On 04/10/2016 12:32 PM, Eric Anholt wrote:
> Stephen Warren <swarren@...dotorg.org> writes:
>
>> On 04/08/2016 12:20 PM, Eric Anholt wrote:
>>> Stephen Warren <swarren@...dotorg.org> writes:
>>>
>>>> On 04/04/2016 09:44 PM, Eric Anholt wrote:
>>>>> dsb() requires an argument on arm64, so we needed to add "sy".

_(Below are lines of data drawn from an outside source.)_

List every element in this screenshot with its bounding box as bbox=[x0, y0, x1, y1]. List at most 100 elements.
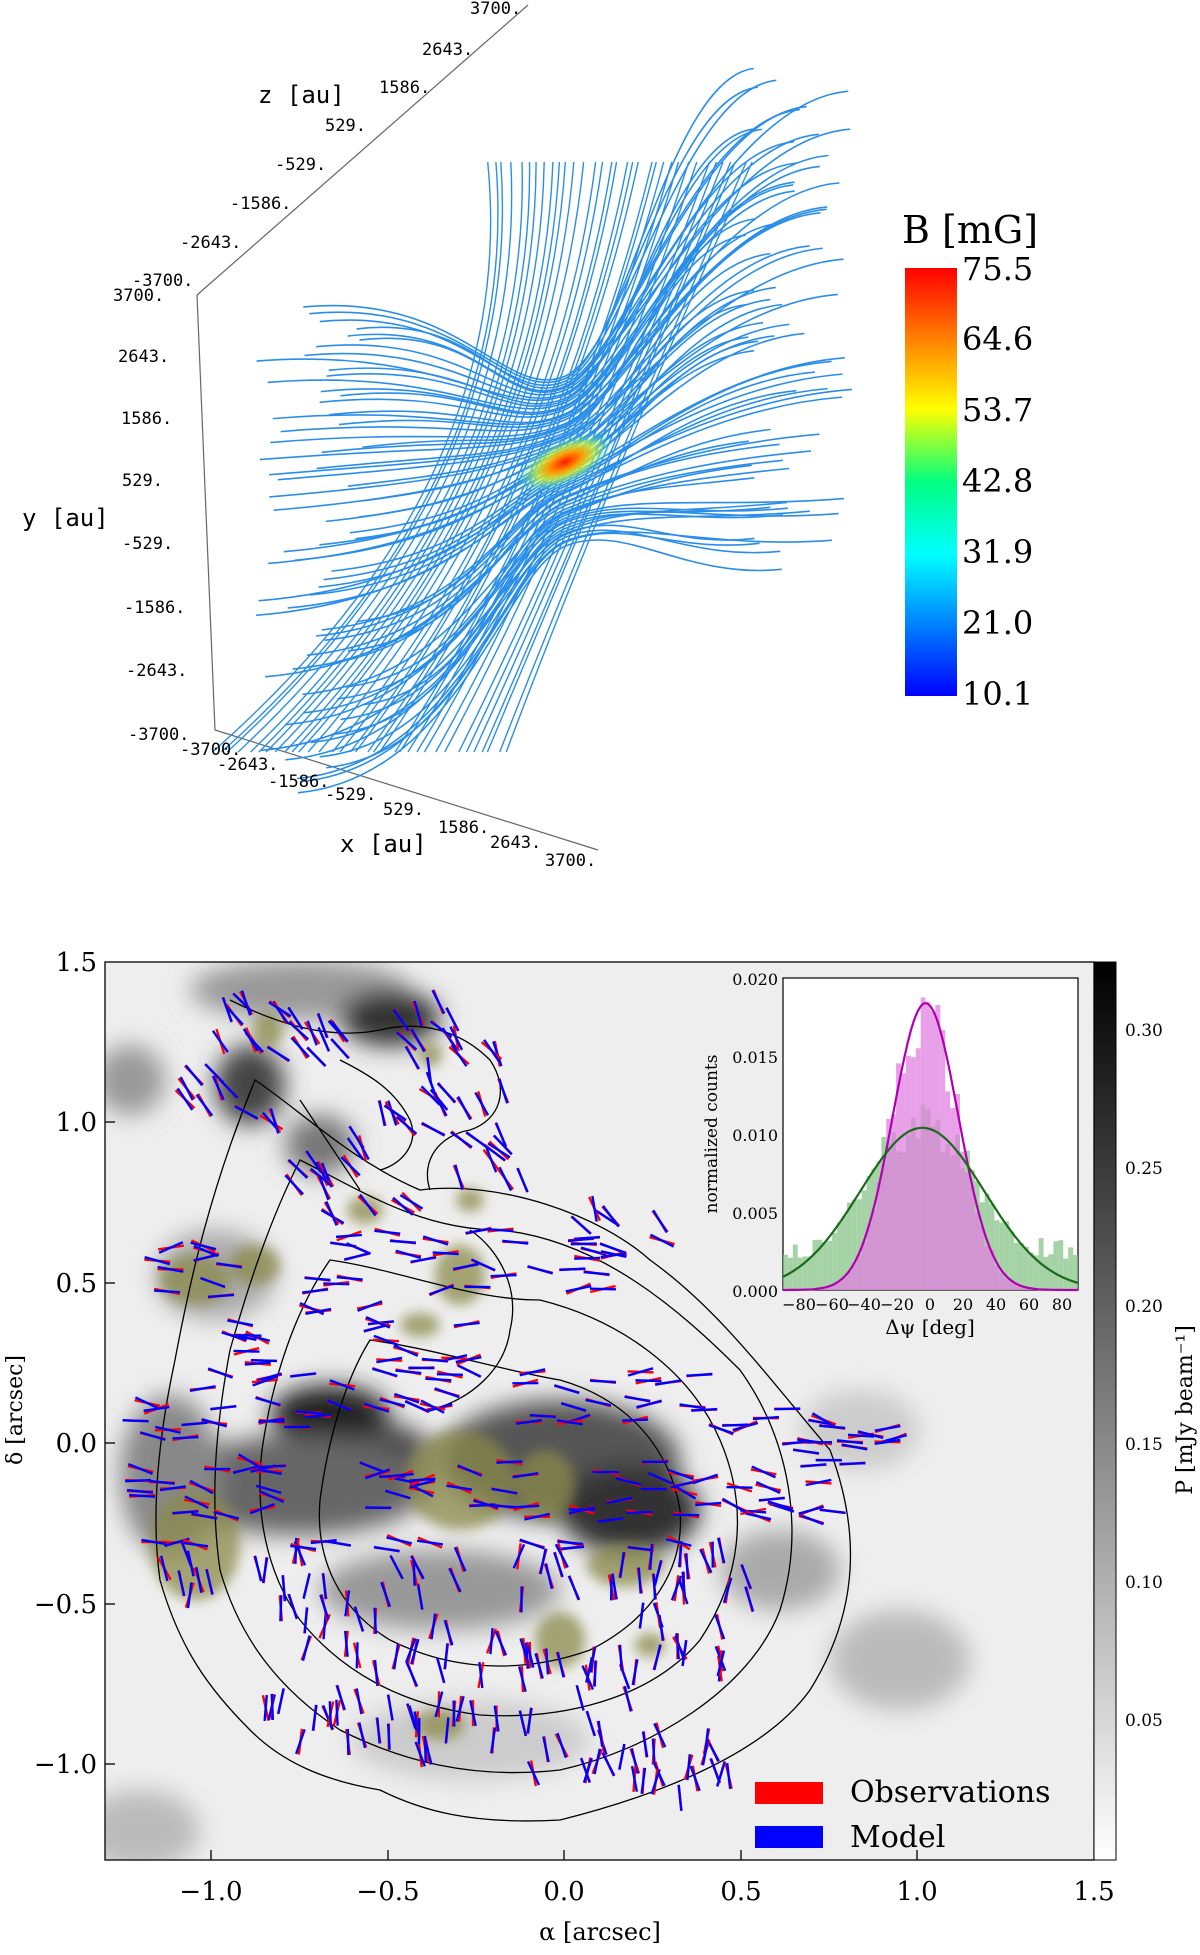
model-vector bbox=[343, 1630, 349, 1657]
axis-frame bbox=[196, 4, 599, 851]
hist-bar bbox=[1019, 1243, 1024, 1290]
model-vector bbox=[232, 1465, 259, 1474]
model-vector bbox=[211, 1075, 225, 1101]
model-vector bbox=[172, 1435, 199, 1440]
model-vector bbox=[699, 1548, 713, 1574]
model-vector bbox=[627, 1546, 654, 1552]
model-vector bbox=[416, 1583, 424, 1610]
model-vector bbox=[450, 1044, 468, 1067]
b-colorbar: B [mG] 75.5 64.6 53.7 42.8 31.9 21.0 10.… bbox=[902, 208, 1038, 713]
field-line bbox=[221, 161, 499, 753]
model-vector bbox=[373, 1607, 378, 1634]
field-line bbox=[303, 86, 758, 381]
model-vector bbox=[502, 1239, 529, 1245]
z-tick: 3700. bbox=[470, 0, 521, 19]
legend-label-observations: Observations bbox=[850, 1775, 1051, 1810]
x-tick: -2643. bbox=[217, 755, 278, 775]
field-line bbox=[291, 161, 561, 753]
z-axis-label: z [au] bbox=[258, 81, 345, 109]
model-vector bbox=[585, 1710, 596, 1737]
model-vector bbox=[847, 1433, 875, 1438]
model-vector bbox=[436, 1657, 446, 1684]
model-vector bbox=[436, 1082, 457, 1104]
hist-bar bbox=[851, 1199, 857, 1290]
model-vector bbox=[335, 1233, 363, 1239]
model-vector bbox=[709, 1757, 721, 1784]
model-vector bbox=[568, 1506, 595, 1515]
legend-swatch-observations bbox=[755, 1782, 823, 1804]
model-vector bbox=[695, 1501, 722, 1507]
model-vector bbox=[474, 1091, 490, 1116]
model-vector bbox=[436, 1372, 463, 1377]
model-vector bbox=[583, 1270, 610, 1276]
hist-bar bbox=[1009, 1279, 1015, 1290]
model-vector bbox=[681, 1571, 687, 1598]
model-vector bbox=[483, 1039, 500, 1062]
map-x-tick: 0.5 bbox=[720, 1877, 761, 1907]
model-vector bbox=[302, 1573, 311, 1599]
y-tick: -2643. bbox=[126, 661, 187, 681]
model-vector bbox=[155, 1425, 181, 1434]
hist-bar bbox=[1023, 1246, 1029, 1290]
model-vector bbox=[544, 1563, 554, 1590]
model-vector bbox=[602, 1205, 620, 1228]
model-vector bbox=[195, 1094, 214, 1117]
hist-bar bbox=[999, 1273, 1005, 1290]
model-vector bbox=[373, 1659, 379, 1687]
model-vector bbox=[443, 1619, 454, 1646]
model-vector bbox=[355, 1688, 363, 1715]
model-vector bbox=[589, 1379, 616, 1384]
model-vector bbox=[143, 1405, 170, 1412]
model-vector bbox=[585, 1656, 594, 1683]
model-vector bbox=[346, 1137, 364, 1161]
model-vector bbox=[306, 1046, 327, 1067]
hist-bar bbox=[910, 1057, 916, 1290]
model-vector bbox=[668, 1469, 694, 1481]
legend-swatch-model bbox=[755, 1826, 823, 1848]
model-vector bbox=[648, 1543, 654, 1570]
model-vector bbox=[580, 1246, 607, 1257]
y-tick: 529. bbox=[122, 471, 163, 491]
model-vector bbox=[201, 1418, 228, 1428]
p-colorbar-tick: 0.15 bbox=[1125, 1435, 1163, 1455]
model-vector bbox=[567, 1236, 595, 1243]
inset-y-tick: 0.000 bbox=[732, 1282, 778, 1301]
field-line bbox=[307, 161, 575, 753]
hist-bar bbox=[861, 1241, 867, 1290]
model-vector bbox=[585, 1398, 612, 1407]
p-colorbar-tick: 0.25 bbox=[1125, 1159, 1163, 1179]
model-vector bbox=[767, 1500, 794, 1511]
model-vector bbox=[193, 1244, 219, 1258]
hist-bar bbox=[837, 1222, 842, 1290]
field-line bbox=[359, 90, 849, 394]
field-line bbox=[237, 161, 513, 753]
model-vector bbox=[518, 1666, 527, 1693]
model-vector bbox=[324, 1540, 351, 1547]
model-vector bbox=[513, 1504, 540, 1509]
model-vector bbox=[363, 1402, 390, 1413]
model-vector bbox=[527, 1265, 553, 1275]
model-vector bbox=[336, 1275, 363, 1281]
model-vector bbox=[386, 1536, 413, 1545]
model-vector bbox=[651, 1738, 656, 1765]
model-vector bbox=[358, 1722, 367, 1749]
model-vector bbox=[512, 1543, 526, 1569]
hist-bar bbox=[866, 1224, 872, 1290]
model-vector bbox=[529, 1413, 556, 1419]
model-vector bbox=[448, 1567, 462, 1593]
field-line bbox=[309, 67, 754, 384]
inset-x-tick: 80 bbox=[1052, 1295, 1072, 1314]
z-tick: -2643. bbox=[180, 233, 241, 253]
model-vector bbox=[623, 1685, 632, 1712]
model-vector bbox=[611, 1573, 618, 1600]
hist-bar bbox=[832, 1232, 838, 1290]
hist-bar bbox=[989, 1203, 995, 1290]
x-tick: 2643. bbox=[490, 833, 541, 853]
x-axis-ticks: -3700. -2643. -1586. -529. 529. 1586. 26… bbox=[180, 740, 596, 871]
model-vector bbox=[722, 1423, 749, 1427]
model-vector bbox=[490, 1273, 517, 1278]
model-vector bbox=[805, 1478, 832, 1487]
model-vector bbox=[309, 1167, 332, 1187]
hist-bar bbox=[920, 997, 926, 1290]
field-line bbox=[304, 497, 845, 714]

>>>>> Instead, take this opportunity to switch to the same smp_wmb() call
>>>>> that gic uses for its IPIs.  This is a less strong barrier than we
>>>>> were doing before (dmb(ishst) compared to dsb(sy)), but it seems to be
>>>>> the correct one.
>>>>
>>>> I assume all MMIO is part of the ish domain?
>>>>
>>>> If so, the series,
>>>> Acked-by: Stephen Warren <swarren@...dotorg.org>
>>>
>>> I don't know if this barrier implies ordering all the way out to AXI on
>>> this HW, but I don't think that's a requirement of this function.
>>
>> My understanding was that the barrier was explicitly to work around a
>> bug in the bus fabric of the SoC, and hence the barrier very much does
>> have to affect the transaction all the way out to AXI. Re-reading
>> BCM2835-ARM-Peripherals.pdf section 1.3 "Peripheral access precautions
>> for correct memory ordering" seems to confirm this.
>
> My understanding of the explicit barrier here, which was copied from
> other irqchips, is "Make sure that normal memory writes before our IPI
> on this CPU appear on the other CPUs before they get the IPI" (like the
> comment says).  This barrier was not put in to deal with the
> 283x-specific weird AXI behavior.
>
> Note that we had previously decided that the weird AXI ordering
> behavior, which is about repeated reads or repeated writes from the same
> CPU across different peripherals, is already covered by the barriers
> present in readl() and writel().  The writel() barrier happens to be a
> dsb() as well, so this explicit barrier is actually redundant.

Ah OK. In that case, the change seems fine.